Son las tres de la tarde y la gente suda. Parecen un cortejo de insectos por Providencia. Caminan de aquí para allá y de allá para acá en plena calle. Con ese típico ritmo sobresaltado de la ciudad. Betty sigue con la misma cara de pocos amigos con que me recibió al principio. Verla allí de pronto me hace imaginar su vida. Betty no lleva argolla de matrimonio. De seguro está separada como yo o como el resto del más de 40% de las chilenas. Debe estar ingeniándoselas –como sea– para sobrevivir. Debe haber tenido un hijo o dos. Dos diablillos hinchándole las pelotas todo el santo día. Estropeándole el aseo a Betty. Betty, sola, tratando de hacer lo que sea para no matarlos. Un día más. Los niños de Betty deben ser bonitos. A veces hasta la deben sorprender con sus preguntas impertinentes y sagaces.

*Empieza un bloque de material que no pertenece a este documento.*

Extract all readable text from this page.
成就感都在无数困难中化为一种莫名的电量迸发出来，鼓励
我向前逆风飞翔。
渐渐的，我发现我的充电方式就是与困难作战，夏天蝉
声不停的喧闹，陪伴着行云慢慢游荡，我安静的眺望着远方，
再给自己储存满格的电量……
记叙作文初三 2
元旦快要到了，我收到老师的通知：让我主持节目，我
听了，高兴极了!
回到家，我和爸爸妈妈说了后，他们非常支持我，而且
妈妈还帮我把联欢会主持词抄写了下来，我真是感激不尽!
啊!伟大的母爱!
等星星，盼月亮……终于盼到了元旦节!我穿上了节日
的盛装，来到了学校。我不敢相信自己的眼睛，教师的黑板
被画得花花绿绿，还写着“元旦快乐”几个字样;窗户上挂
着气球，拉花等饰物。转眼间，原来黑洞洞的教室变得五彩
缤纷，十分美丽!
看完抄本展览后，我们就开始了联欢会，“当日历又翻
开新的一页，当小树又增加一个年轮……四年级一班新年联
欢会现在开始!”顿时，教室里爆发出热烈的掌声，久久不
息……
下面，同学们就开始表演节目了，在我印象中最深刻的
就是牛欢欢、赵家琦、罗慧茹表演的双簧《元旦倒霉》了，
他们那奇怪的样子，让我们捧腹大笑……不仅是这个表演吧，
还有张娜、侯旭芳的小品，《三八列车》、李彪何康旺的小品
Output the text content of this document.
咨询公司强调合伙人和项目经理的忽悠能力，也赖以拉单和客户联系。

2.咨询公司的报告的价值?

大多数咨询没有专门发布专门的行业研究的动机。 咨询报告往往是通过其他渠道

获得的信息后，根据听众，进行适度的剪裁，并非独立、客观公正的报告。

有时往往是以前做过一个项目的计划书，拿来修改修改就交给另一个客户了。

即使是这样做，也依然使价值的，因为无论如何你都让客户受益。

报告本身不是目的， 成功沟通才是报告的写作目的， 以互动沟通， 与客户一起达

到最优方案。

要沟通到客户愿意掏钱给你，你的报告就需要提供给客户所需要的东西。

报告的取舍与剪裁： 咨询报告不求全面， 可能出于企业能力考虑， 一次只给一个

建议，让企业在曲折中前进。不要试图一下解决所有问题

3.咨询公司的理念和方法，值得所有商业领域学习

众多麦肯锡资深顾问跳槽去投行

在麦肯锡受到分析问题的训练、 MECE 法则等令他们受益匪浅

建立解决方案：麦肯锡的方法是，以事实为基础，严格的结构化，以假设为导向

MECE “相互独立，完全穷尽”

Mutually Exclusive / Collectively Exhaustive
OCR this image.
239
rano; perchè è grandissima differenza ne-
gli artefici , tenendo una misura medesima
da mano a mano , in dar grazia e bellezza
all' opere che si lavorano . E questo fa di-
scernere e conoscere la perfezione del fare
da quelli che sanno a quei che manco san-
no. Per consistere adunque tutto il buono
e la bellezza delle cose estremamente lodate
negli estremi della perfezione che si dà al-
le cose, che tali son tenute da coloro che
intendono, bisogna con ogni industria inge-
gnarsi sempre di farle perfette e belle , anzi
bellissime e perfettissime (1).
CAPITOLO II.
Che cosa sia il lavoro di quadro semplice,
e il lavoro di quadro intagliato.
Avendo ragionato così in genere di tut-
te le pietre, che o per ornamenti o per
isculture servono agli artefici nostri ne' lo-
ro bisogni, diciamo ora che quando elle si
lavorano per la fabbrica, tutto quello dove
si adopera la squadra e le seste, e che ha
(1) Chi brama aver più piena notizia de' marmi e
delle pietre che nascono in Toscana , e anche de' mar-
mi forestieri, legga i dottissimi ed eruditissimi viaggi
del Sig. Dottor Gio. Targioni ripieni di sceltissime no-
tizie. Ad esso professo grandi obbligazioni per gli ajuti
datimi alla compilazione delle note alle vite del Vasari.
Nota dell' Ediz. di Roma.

Me la imagino, todas las noches ahí en su casa. Debe ser de las del tipo conservador, de las que prefieren quedarse en casa, en vez de andar por allí tomándose hasta el Mapocho. Y quizás, por lo mismo, me trajo estos bikinis modelo de «señora» talla L. No porque me encuentra gordita, sino porque son los que usa ella. Hay un mundo detrás de Betty. Betty ahora hasta me parece más simpática, hasta se sonríe, ahora hasta me muestra unos «churrines» más guerreros.